La titularidad de los derechos de autor en Argentina define quién puede disponer, explotar y defender una obra literaria, artística, científica o cualquiera otra protegida por la Ley Nº 11.723 (y normas complementarias). Afecta tanto a la autoría y a la coautoría como a los sujetos que, por contrato o por la naturaleza de la obra, detentan derechos patrimoniales derivados de la obra original. Es necesario distinguir entre derechos morales y derechos patrimoniales, entender cuándo se configura la coautoría, qué ocurre con las obras por encargo o colectivas, y cómo se regulan las obras derivadas (traducciones, adaptaciones, arreglos), así como las vías prácticas para acreditar y negociar la titularidad.

Marco jurídico básico en Argentina

La Ley Nº 11.723 regula el régimen de derecho de autor en Argentina. En términos generales:

  • Autoría: se reconoce al creador de la obra como titular originario de los derechos.
  • Derechos morales: suelen ser personales, inalienables e irrenunciables en la medida que la ley y la doctrina los califican; protegen la paternidad de la obra y su integridad.
  • Derechos patrimoniales: otorguen la facultad de explotar económicamente la obra; pueden transmitirse o licenciarse según las formas y límites previstos en la ley y en los contratos.

El registro administrativo (Dirección Nacional del Derecho de Autor - DNDA) constituye un medio de prueba accesible —no requisito para la protección— que facilita acreditar la fecha de creación y la titularidad en disputas.

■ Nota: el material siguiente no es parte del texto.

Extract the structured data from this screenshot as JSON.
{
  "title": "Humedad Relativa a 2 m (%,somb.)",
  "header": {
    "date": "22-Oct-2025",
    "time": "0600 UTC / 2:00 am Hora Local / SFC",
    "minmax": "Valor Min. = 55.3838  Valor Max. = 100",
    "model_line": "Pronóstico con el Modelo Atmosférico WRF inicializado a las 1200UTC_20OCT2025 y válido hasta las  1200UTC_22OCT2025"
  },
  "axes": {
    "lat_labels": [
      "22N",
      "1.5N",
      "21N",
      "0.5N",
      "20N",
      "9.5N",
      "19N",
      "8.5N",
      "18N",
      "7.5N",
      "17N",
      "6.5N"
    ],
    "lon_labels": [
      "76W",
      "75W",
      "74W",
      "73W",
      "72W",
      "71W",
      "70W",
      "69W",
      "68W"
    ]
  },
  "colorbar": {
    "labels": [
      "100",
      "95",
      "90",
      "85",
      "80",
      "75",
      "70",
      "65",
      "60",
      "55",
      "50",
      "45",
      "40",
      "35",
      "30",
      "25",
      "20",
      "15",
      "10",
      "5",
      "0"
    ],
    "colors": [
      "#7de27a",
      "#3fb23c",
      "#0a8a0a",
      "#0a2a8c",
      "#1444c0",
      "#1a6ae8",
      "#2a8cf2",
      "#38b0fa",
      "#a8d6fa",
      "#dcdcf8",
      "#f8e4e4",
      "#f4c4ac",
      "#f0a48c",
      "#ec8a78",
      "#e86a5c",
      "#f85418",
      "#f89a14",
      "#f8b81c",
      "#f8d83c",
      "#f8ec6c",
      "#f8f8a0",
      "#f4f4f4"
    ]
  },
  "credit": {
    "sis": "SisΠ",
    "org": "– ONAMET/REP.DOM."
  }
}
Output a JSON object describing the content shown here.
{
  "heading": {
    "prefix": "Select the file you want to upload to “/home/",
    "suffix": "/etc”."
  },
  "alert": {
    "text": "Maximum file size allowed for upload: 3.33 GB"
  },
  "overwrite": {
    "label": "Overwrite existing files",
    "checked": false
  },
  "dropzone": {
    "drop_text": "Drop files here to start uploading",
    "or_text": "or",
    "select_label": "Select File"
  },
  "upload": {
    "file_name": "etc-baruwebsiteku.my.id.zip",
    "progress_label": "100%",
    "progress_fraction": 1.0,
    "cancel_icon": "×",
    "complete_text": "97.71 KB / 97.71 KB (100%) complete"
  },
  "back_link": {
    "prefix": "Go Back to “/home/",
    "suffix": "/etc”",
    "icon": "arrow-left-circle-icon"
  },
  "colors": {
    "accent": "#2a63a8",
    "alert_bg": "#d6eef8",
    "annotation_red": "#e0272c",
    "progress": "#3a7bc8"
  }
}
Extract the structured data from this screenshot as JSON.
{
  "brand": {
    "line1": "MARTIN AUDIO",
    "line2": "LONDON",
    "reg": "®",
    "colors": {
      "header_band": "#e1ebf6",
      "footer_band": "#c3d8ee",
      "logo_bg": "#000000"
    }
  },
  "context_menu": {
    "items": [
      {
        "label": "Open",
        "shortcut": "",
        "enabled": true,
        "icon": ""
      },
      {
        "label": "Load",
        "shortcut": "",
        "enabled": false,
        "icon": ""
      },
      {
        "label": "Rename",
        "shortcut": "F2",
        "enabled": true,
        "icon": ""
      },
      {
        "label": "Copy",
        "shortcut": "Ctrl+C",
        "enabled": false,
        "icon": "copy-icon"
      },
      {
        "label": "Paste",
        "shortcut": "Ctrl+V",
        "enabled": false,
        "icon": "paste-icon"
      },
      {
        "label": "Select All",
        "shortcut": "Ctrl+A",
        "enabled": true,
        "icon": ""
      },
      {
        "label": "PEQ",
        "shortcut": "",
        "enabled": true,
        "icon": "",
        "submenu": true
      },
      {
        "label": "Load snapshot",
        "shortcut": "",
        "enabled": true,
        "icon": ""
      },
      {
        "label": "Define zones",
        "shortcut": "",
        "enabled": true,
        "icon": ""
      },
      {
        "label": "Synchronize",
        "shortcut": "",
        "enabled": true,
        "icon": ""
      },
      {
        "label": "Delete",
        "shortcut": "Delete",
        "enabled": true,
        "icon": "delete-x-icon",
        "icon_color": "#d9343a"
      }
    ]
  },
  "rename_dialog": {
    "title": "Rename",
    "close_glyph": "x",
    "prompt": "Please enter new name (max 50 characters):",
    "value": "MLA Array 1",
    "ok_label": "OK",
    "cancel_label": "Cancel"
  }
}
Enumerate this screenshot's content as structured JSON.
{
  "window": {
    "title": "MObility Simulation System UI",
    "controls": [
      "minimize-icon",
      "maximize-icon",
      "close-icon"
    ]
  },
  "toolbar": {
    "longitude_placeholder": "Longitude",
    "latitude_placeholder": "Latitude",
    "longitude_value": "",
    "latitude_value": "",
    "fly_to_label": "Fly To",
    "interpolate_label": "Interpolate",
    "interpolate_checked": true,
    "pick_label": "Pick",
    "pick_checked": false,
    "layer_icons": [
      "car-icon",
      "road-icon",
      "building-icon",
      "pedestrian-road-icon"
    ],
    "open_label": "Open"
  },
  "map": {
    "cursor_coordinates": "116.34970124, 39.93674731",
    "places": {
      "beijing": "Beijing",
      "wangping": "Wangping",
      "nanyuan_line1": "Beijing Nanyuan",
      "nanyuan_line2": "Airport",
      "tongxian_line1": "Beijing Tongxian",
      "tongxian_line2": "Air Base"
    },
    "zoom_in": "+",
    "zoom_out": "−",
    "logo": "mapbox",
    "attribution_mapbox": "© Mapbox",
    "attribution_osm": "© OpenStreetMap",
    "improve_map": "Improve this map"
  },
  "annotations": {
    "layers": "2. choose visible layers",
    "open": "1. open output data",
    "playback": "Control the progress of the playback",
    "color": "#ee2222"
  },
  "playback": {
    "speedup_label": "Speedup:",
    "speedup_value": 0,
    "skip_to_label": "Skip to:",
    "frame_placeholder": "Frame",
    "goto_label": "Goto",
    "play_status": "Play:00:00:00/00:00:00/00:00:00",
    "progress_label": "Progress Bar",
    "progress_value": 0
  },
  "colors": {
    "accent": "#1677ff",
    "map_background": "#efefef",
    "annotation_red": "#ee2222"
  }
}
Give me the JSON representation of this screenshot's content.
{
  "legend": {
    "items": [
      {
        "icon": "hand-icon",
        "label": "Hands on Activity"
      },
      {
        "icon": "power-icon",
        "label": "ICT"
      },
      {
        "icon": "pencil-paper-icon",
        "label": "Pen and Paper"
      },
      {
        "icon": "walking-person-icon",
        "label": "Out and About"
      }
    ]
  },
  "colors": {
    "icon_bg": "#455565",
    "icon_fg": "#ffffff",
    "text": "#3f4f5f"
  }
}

Autor originario: quién es y qué derechos tiene

Jurídicamente, el autor es la persona natural que crea una obra. La ley protege al autor desde la creación sin necesidad de formalidades. Entre las consecuencias principales:

  • Titularidad originaria: la condición de autor surge por el acto creativo. Si varias personas contribuyen de forma independiente e intencional a una obra común, se configura la coautoría.
  • Derechos morales: incluyen el derecho a ser reconocido como autor (paternidad), a oponerse a deformaciones o modificaciones que afecten la integridad de la obra y a decidir la primera divulgación, entre otros. Son personales y no pueden ser enajenados; su posibilidad de ejercicio tras la muerte del autor puede depender de la normativa y de la interpretación judicial.
  • Derechos patrimoniales: permiten reproducir, distribuir, comunicar públicamente y transformar la obra. Pueden transferirse total o parcialmente mediante contrato o sucesión.

Coautoría: cuándo se configura y cómo funciona

La coautoría existe cuando varias personas han creado una obra en colaboración con intención común de producir un todo unitario (por ejemplo, una novela escrita a cuatro manos, una obra musical con letra y música concebida conjuntamente). Aspectos prácticos y jurídicos relevantes:

  • Requisito principal: contribución intelectual conjunta con finalidad común. No basta la mera colaboración técnica o mecánica; la aportación debe ser creativa.
  • Titularidad compartida: los coautores son titulares conjuntos de los derechos patrimoniales sobre la obra. Cada uno puede explotar la obra, pero suele requerirse acuerdo para actos que excedan la explotación ordinaria; en la práctica, conviene pactar porcentajes, modalidades de explotación y reparto de ingresos.
  • Relaciones internas: sin pacto expreso, la distribución de beneficios y la representación frente a terceros pueden generar conflictos. Los tribunales analizan grado de contribución, intención y pruebas documentales.
  • Derechos morales: cada coautor conserva el derecho a ser reconocido por su aporte y a oponerse a modificaciones que afecten su contribución personal.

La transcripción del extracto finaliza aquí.